In welcoming cowriters for the first time, Errico says, “I think of it as social networking within the artistic process. I’ve toured with (Soulive’s) Eric Krasno and Ari Hest, met Raul Midon and (Goldfrapp/Peter Gabriel keyboardist) Angie Pollock through friends, and worked with (Grammy-winning producer) Ben Mink before. Together, we went places I wouldn’t have thought of on my own. And,” he adds, “it was a lot of fun.” Errico also showcases his skill as a guitarist in an intricate arrangement of the Tom Waits classic, “Johnsburg, Illinois.” “The song has such an aching quality to it, and I just needed to arrange it, so I’d always have it with me,” Errico says.
For Wander Away, Errico reunited with producer Ken Rich at Grand Street Recording. “Ken and I go way back,” he says. “I have always respected his naturalistic approach, and felt it would be a great match for the songs I was writing. We both introduced fantastic musicians to the mix, and he kept me open to choices that made me vulnerable and were deeper as a result.” Together, they reached back into Errico’s catalogue, rearranging “1000 Miles” and “Someday” and orchestrating “You Could Be Anywhere” and “Count to Ten,” songs that were originally released as solo performances.
A surprise addition to Wander Away is pedal steel master Bruce Kaphan, known most for his work with Mark Eitzel and American Music Club. After hearing the rough tracks, Bruce enthusiastically joined the album, trading takes over the Web from his studio in Northern California. “The first track he came back with was ‘Wish You Well.’ My jaw hit the floor,” Errico says. “There aren’t many guitarists I’d die to have on one of my records. There’s Angus Young. Eddie Van Halen.
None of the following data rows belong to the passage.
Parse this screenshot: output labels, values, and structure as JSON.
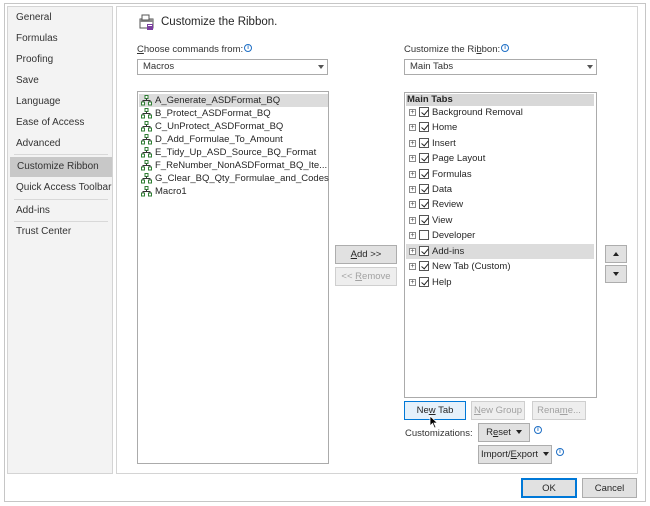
{
  "nav": {
    "items": [
      {
        "label": "General"
      },
      {
        "label": "Formulas"
      },
      {
        "label": "Proofing"
      },
      {
        "label": "Save"
      },
      {
        "label": "Language"
      },
      {
        "label": "Ease of Access"
      },
      {
        "label": "Advanced"
      },
      {
        "label": "Customize Ribbon",
        "selected": true
      },
      {
        "label": "Quick Access Toolbar"
      },
      {
        "label": "Add-ins"
      },
      {
        "label": "Trust Center"
      }
    ]
  },
  "header": {
    "title": "Customize the Ribbon."
  },
  "left": {
    "label_pre": "C",
    "label_rest": "hoose commands from:",
    "combo_value": "Macros",
    "items": [
      "A_Generate_ASDFormat_BQ",
      "B_Protect_ASDFormat_BQ",
      "C_UnProtect_ASDFormat_BQ",
      "D_Add_Formulae_To_Amount",
      "E_Tidy_Up_ASD_Source_BQ_Format",
      "F_ReNumber_NonASDFormat_BQ_Ite...",
      "G_Clear_BQ_Qty_Formulae_and_Codes",
      "Macro1"
    ]
  },
  "middle": {
    "add_label_u": "A",
    "add_label_rest": "dd >>",
    "remove_label_pre": "<< ",
    "remove_label_u": "R",
    "remove_label_rest": "emove"
  },
  "right": {
    "label_pre": "Customize the Ri",
    "label_u": "b",
    "label_rest": "bon:",
    "combo_value": "Main Tabs",
    "tree_header": "Main Tabs",
    "tabs": [
      {
        "label": "Background Removal",
        "checked": true
      },
      {
        "label": "Home",
        "checked": true
      },
      {
        "label": "Insert",
        "checked": true
      },
      {
        "label": "Page Layout",
        "checked": true
      },
      {
        "label": "Formulas",
        "checked": true
      },
      {
        "label": "Data",
        "checked": true
      },
      {
        "label": "Review",
        "checked": true
      },
      {
        "label": "View",
        "checked": true
      },
      {
        "label": "Developer",
        "checked": false
      },
      {
        "label": "Add-ins",
        "checked": true,
        "selected": true
      },
      {
        "label": "New Tab (Custom)",
        "checked": true
      },
      {
        "label": "Help",
        "checked": true
      }
    ]
  },
  "bottom": {
    "new_tab_pre": "Ne",
    "new_tab_u": "w",
    "new_tab_rest": " Tab",
    "new_group_pre": "",
    "new_group_u": "N",
    "new_group_rest": "ew Group",
    "rename_pre": "Rena",
    "rename_u": "m",
    "rename_rest": "e...",
    "customizations_label": "Customizations:",
    "reset_pre": "R",
    "reset_u": "e",
    "reset_rest": "set",
    "import_pre": "Import/",
    "import_u": "E",
    "import_rest": "xport"
  },
  "footer": {
    "ok_label": "OK",
    "cancel_label": "Cancel"
  },
  "colors": {
    "accent": "#0078d7",
    "selected": "#c8c8c8",
    "info": "#1f6fc5"
  }
}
And Bruce.”
Errico’s mother, the painter and sculptor Angela Errico, provides the cover art. “She had the painting hanging in her Chelsea studio, and I found myself returning to it when I went in to see her new work. It’s called ‘Toxic Walk in the Park.’ I don’t know what the figures are doing, what they’re walking away from, or towards. I do know that they’re outfitted for a tough journey, and they’re together, maybe walking out of the frame entirely. Listening to the record as a whole, I can hear these characters.” He says, with a laugh, “For better or worse, I can relate.”
Concurrent with the release of Wander Away, Errico has launched The Mike Errico Podcast, which includes live takes, stories, and interviews with the many people that influenced the new release. The podcast is available for free on iTunes and his own Web site, www.errico.com.
For all its expansion, Wander Away is, at heart, Mike Errico at his most focused and distilled. “I don’t know that I’ve ever been prouder of anything I’ve ever done,” he says. “The combination of my writing and the artistry that was brought to it—it’s an unrepeatable moment.”